Recently a study stated that the Shroud of Turin had been faked by Leonardo da Vinci. According to the study, the Renaissance artist created the artifact by using pioneering photographic techniques and a sculpture of his own head, and suggests that the image on the relic is Leonardo's face which could have been projected onto the cloth, The Daily Telegraph reported.

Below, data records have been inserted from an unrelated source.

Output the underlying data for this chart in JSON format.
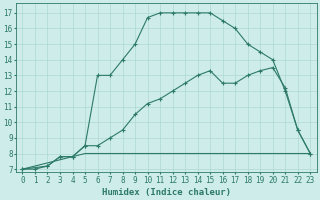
{
  "xlabel": "Humidex (Indice chaleur)",
  "background_color": "#cdecea",
  "grid_color": "#aed8d5",
  "line_color": "#2d7a6a",
  "xlim": [
    -0.5,
    23.5
  ],
  "ylim": [
    6.8,
    17.6
  ],
  "xticks": [
    0,
    1,
    2,
    3,
    4,
    5,
    6,
    7,
    8,
    9,
    10,
    11,
    12,
    13,
    14,
    15,
    16,
    17,
    18,
    19,
    20,
    21,
    22,
    23
  ],
  "yticks": [
    7,
    8,
    9,
    10,
    11,
    12,
    13,
    14,
    15,
    16,
    17
  ],
  "line1_x": [
    0,
    1,
    2,
    3,
    4,
    5,
    6,
    7,
    8,
    9,
    10,
    11,
    12,
    13,
    14,
    15,
    16,
    17,
    18,
    19,
    20,
    21,
    22,
    23
  ],
  "line1_y": [
    7.0,
    7.0,
    7.2,
    7.8,
    7.8,
    8.5,
    13.0,
    13.0,
    14.0,
    15.0,
    16.7,
    17.0,
    17.0,
    17.0,
    17.0,
    17.0,
    16.5,
    16.0,
    15.0,
    14.5,
    14.0,
    12.0,
    9.5,
    8.0
  ],
  "line2_x": [
    0,
    2,
    3,
    4,
    5,
    6,
    7,
    8,
    9,
    10,
    11,
    12,
    13,
    14,
    15,
    16,
    17,
    18,
    19,
    20,
    21,
    22,
    23
  ],
  "line2_y": [
    7.0,
    7.2,
    7.8,
    7.8,
    8.5,
    8.5,
    9.0,
    9.5,
    10.5,
    11.2,
    11.5,
    12.0,
    12.5,
    13.0,
    13.3,
    12.5,
    12.5,
    13.0,
    13.3,
    13.5,
    12.2,
    9.5,
    8.0
  ],
  "line3_x": [
    0,
    4,
    5,
    23
  ],
  "line3_y": [
    7.0,
    7.8,
    8.0,
    8.0
  ]
}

===History Today article===
In an article published by History Today in November 2014, British scholar Charles Freeman analyses early depictions and descriptions of the Shroud and argues that the iconography of the bloodstains and all-over scourge marks are not known before 1300 and the Shroud was a painted linen at that date, with the paint having disintegrated leaving a discoloured linen image underneath. He also argues that the dimensions and format of the weave are typical of a medieval treadle loom. As it was unlikely that a forger would have deceived anyone with a single cloth with images on it, Freeman seeks an alternative function. He goes on to argue that the Shroud was a medieval prop used in Easter ritual plays depicting the resurrection of Christ. He believes it was used in a ceremony called the 'Quem Quaeritis?' or 'whom do you seek?' which involved re-enacting gospel accounts of the resurrection, and is represented as such in the well-known Lirey pilgrim badge. As such it was deservedly an object of veneration from the fourteenth century as it is still is today.